Despite several attempts, automated detection of microaneurysm (MA) from digital fundus images still remains to be an open issue. This is due to the subtle nature of MAs against the surrounding tissues. In this paper, the microaneurysm detection problem is modeled as finding interest regions or blobs from an image and an automatic local-scale selection technique is presented. Several scale-adapted region descriptors are then introduced to characterize these blob regions. A semi-supervised based learning approach, which requires few manually annotated learning examples, is also proposed to train a classifier to detect true MAs.

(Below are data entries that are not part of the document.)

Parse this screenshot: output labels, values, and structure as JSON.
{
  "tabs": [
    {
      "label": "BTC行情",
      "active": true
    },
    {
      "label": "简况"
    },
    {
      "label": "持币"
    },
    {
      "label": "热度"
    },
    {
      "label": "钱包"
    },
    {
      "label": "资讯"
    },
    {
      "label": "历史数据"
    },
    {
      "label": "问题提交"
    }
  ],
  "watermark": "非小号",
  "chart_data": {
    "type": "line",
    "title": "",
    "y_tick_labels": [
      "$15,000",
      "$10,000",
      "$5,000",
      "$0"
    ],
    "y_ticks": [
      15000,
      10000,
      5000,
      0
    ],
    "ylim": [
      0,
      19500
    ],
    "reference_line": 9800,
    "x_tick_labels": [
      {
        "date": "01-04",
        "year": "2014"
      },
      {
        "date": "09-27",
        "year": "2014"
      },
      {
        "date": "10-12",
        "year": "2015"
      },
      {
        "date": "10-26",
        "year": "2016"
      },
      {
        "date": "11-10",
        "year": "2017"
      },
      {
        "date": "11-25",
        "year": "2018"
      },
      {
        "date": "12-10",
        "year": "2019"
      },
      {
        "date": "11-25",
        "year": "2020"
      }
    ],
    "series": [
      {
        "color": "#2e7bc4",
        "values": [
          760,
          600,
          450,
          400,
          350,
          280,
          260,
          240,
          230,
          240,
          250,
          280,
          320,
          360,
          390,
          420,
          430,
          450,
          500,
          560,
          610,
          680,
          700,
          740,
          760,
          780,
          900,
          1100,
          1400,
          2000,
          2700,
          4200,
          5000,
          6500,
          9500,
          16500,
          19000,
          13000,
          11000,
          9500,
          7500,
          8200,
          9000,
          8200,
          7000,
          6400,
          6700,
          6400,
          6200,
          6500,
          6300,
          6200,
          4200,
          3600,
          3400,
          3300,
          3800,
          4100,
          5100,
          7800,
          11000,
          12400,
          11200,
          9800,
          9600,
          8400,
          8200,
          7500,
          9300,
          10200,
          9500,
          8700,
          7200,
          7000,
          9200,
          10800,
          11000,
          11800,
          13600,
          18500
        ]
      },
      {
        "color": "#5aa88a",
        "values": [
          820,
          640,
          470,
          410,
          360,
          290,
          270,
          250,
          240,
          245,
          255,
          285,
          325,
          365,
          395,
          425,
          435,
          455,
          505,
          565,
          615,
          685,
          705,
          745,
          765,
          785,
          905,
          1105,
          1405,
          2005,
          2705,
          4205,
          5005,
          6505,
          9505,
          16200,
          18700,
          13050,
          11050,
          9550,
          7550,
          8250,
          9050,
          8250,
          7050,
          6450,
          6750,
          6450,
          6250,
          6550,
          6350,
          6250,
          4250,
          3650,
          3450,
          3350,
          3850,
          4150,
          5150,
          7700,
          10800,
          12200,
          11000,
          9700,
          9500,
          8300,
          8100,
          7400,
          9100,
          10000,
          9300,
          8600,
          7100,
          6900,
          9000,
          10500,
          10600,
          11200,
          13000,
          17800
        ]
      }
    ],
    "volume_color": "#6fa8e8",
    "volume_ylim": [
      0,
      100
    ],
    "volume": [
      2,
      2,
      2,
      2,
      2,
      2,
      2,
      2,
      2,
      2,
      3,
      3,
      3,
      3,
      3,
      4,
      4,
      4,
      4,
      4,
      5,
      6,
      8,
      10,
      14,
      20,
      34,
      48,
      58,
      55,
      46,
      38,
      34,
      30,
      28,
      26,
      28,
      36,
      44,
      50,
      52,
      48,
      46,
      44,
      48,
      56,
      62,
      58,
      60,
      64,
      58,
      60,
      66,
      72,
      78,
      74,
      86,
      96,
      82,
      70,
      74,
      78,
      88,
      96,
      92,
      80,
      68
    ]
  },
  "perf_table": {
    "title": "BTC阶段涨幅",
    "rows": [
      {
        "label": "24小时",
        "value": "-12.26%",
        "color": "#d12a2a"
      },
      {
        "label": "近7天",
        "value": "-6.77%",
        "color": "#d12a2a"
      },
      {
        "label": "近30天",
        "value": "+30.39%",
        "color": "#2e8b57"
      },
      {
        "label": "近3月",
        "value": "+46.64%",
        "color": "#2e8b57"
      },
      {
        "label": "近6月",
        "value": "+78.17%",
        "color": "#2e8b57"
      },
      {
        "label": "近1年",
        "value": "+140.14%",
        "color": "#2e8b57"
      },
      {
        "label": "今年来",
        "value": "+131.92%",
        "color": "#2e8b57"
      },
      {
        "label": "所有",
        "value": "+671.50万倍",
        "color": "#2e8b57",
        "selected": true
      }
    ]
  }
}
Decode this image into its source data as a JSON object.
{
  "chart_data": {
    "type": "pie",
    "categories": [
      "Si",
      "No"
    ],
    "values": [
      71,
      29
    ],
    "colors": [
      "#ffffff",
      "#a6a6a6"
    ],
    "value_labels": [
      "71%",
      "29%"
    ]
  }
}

The developed system is built using only few manually labeled and a large number of unlabeled retinal color fundus images. The performance of the overall system is evaluated on Retinopathy Online Challenge (ROC) competition database. A competition performance measure (CPM) of 0.364 shows the competitiveness of the proposed system against state-of-the art techniques as well as the applicability of the proposed features to analyze fundus images.